Seth Magaziner, the former SRI analyst who is now Rhode Island’s Treasurer, will join a proxy resolution led by a coalition of faith investors calling on Wells Fargo’s board to commission a report to address the root causes behind the scam accounts scandal that rocked the bank earlier this year that cost it $185m in fines and led to the ousting of CEO John Stumpf.
The coalition includes faith investors such as The Sisters of St. Francis of Philadelphia and the Interfaith Center on Corporate Responsibility (ICCR) and the move is believed to be Magaziner’s first co-filing.
Magaziner, who used to work at SRI firm Trillium Asset Management, wrote to Wells Fargo this week announcing he would co-file the resolution on behalf of the State’s taxpayers and public employees.
The Employees’ Retirement System of Rhode Island owns 143,656 shares of Wells Fargo stock.
Magaziner wrote: “We are concerned that the conditions that led to such widespread misbehaviour across the company still have yet to fully be corrected.
“Our office has a fiduciary duty to ensure that companies in which we invest act in the best interest of the underlying investors, including the Rhode Island public employees whom we serve.”

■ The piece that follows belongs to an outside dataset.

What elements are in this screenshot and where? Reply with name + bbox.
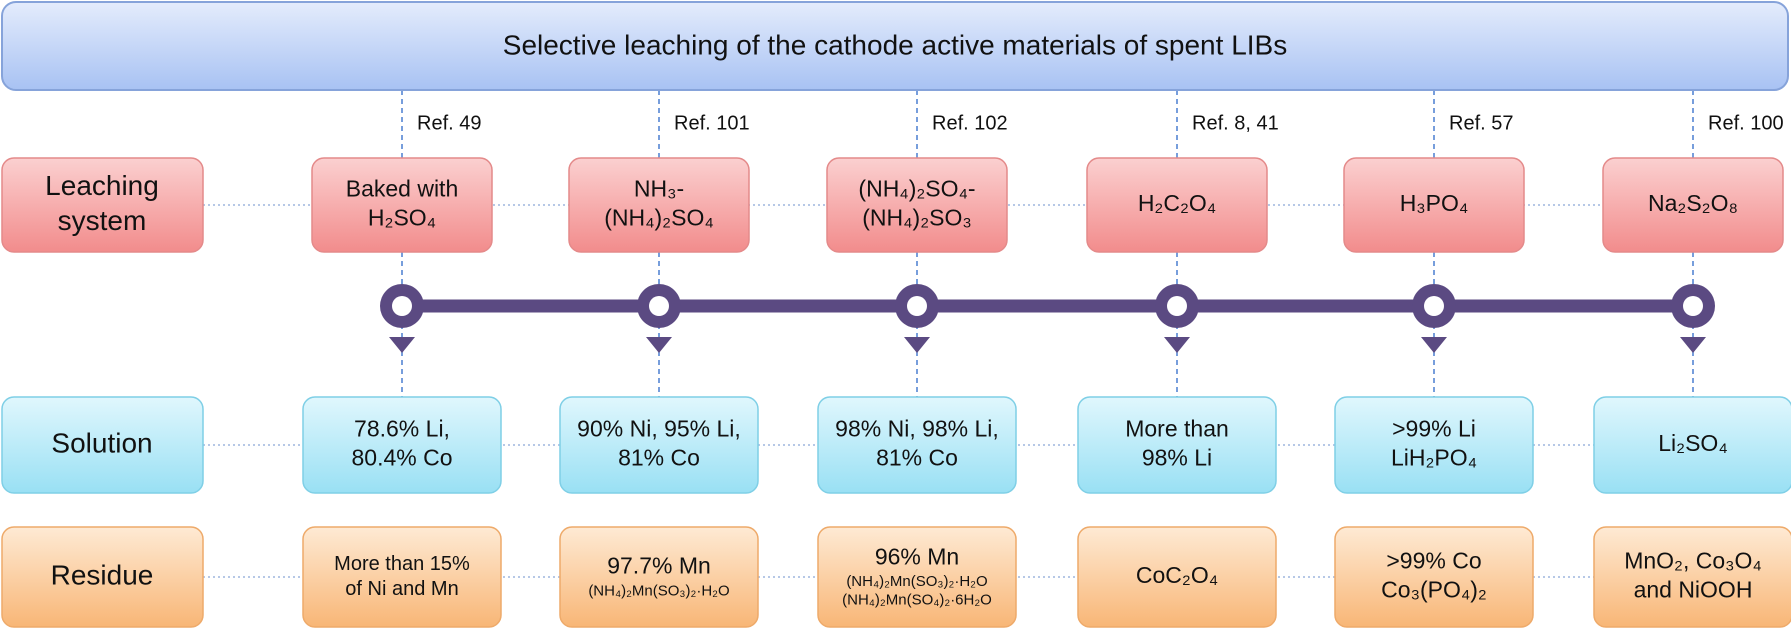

According to Tim Brennan, treasurer and chief financial officer of the Unitarian Universalist Association, Wells Fargo has an “admirable” Code of Ethics and Business Conduct.“The problem is you get the behavior you reward, and the incentive systems at Wells Fargo led employees to take actions that made a mockery of the Code,” Brennan said in a statement published by the ICCR.
Magaziner has in the past opposed executive pay packages and last month the state’s Investment Commission voted to terminate its exposure to seven hedge funds and redeem $585m under his ‘Back to Basics’ investment strategy.
The coalition of investors has defined the scope of the review report as follows:
1. An analysis of the impacts on the bank, its reputation, customers, and investors;
2. Changes implemented or planned to strengthen corporate culture and instill a commitment to high ethical standards at all employee levels;
3. Improvements in risk management and controls, including new or revised policies and investment in people or technological solutions;
4. Evidence that incentive systems are aligned with customers’ best interests.
5. Changes in Board oversight of risk management processes;
6. Assessment plans to evaluate the adequacy of changes instituted over time;
7. Other steps to rebuild trust with key stakeholders—regulators, customers, and shareholders.